# Intarsia Eagle



## lmm211 (Aug 19, 2011)

I decided to post a picture of the bald eagle I have just made because I haven't seen any others around that are like it. It is only my fourth ever intarsia and my first in several years so I am pleased with how it turned out, although I could have paid more attention to the details and the fit when I finally glued it! I drew the design from a random eagle picture I liked. Any comments/suggestions for next time (apart from reducing the gaps)?


----------



## wdkits1 (Jan 16, 2009)

Hi Imm211
Nice job on the eagle. Even the best of us have gaps in our intarsia. The trick is knowing how to conceal them. One of the tricks that I use is to use a black marker to outline the backer board where the pieces fit together. By not being able to see the backer through the gaps will really help the over all appearance of the piece. Another trick is to remove any irregularities between pieces by holding the pieces together and cutting between them until the gaps are gone. Good luck on your next creation


----------



## sawdustfactory (Jan 30, 2011)

Very nice.


----------



## scoffey (Mar 1, 2011)

Very nice! I also do intarsia and a good tip i learned is to pick a part of the pattern line to cut and always cut on that side. whether it be to the left of the line, the middle, or the right. I cut thru the middle of the line on my projects and come out with a tight fit. good luck!


----------



## Kenbo (Sep 16, 2008)

Nice work indeed. I think you've done a great job.

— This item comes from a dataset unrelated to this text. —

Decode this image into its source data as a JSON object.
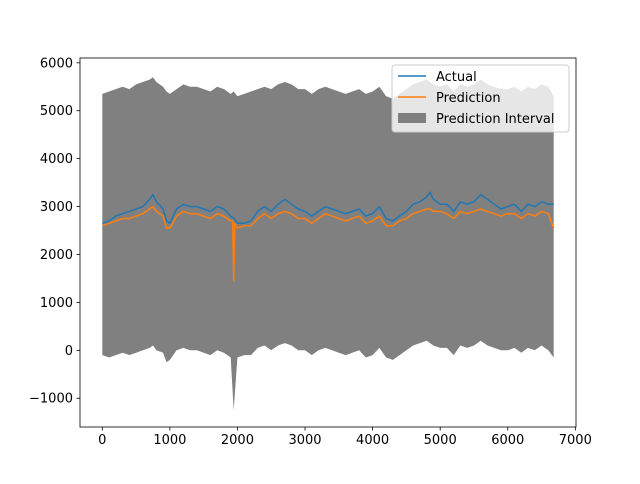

Nice to see you posting again Mike (wdkits1) I thought you'd left us. Glad to see you're still around.


----------



## Warnock (Apr 4, 2011)

*Salute the Eagle*

Very nice job on the Eagle. I had to look to see the gaps you talked about, so don't worry they are blatently obvious.

Well done on the Eagle.


----------



## Ted Tolstad (Feb 20, 2011)

Very nice job. Good looking Eagle.


----------



## mn pete (Dec 10, 2010)

Good job bud!


----------



## lmm211 (Aug 19, 2011)

Thanks guys, that's good to hear! I'll definitely be using those tips, especially the black marker one in the future, simple but brilliant


----------



## ACP (Jan 24, 2009)

Every project we make we see our errors that others often don't. I don't do Intarsia and looking at your eagle with my novice eyes all I see is awesome. I would be proud to display that anywhere in my house. I think it's great.


----------



## cabinetman (Jul 5, 2007)

Great looking eagle. Well done. 

I carved one, but not an intarsia. I may have to give it a try.













 







.


----------



## Leatherneck (Dec 14, 2008)

very nice .. the claws look 3D .. I can see a fish there :thumbsup:


----------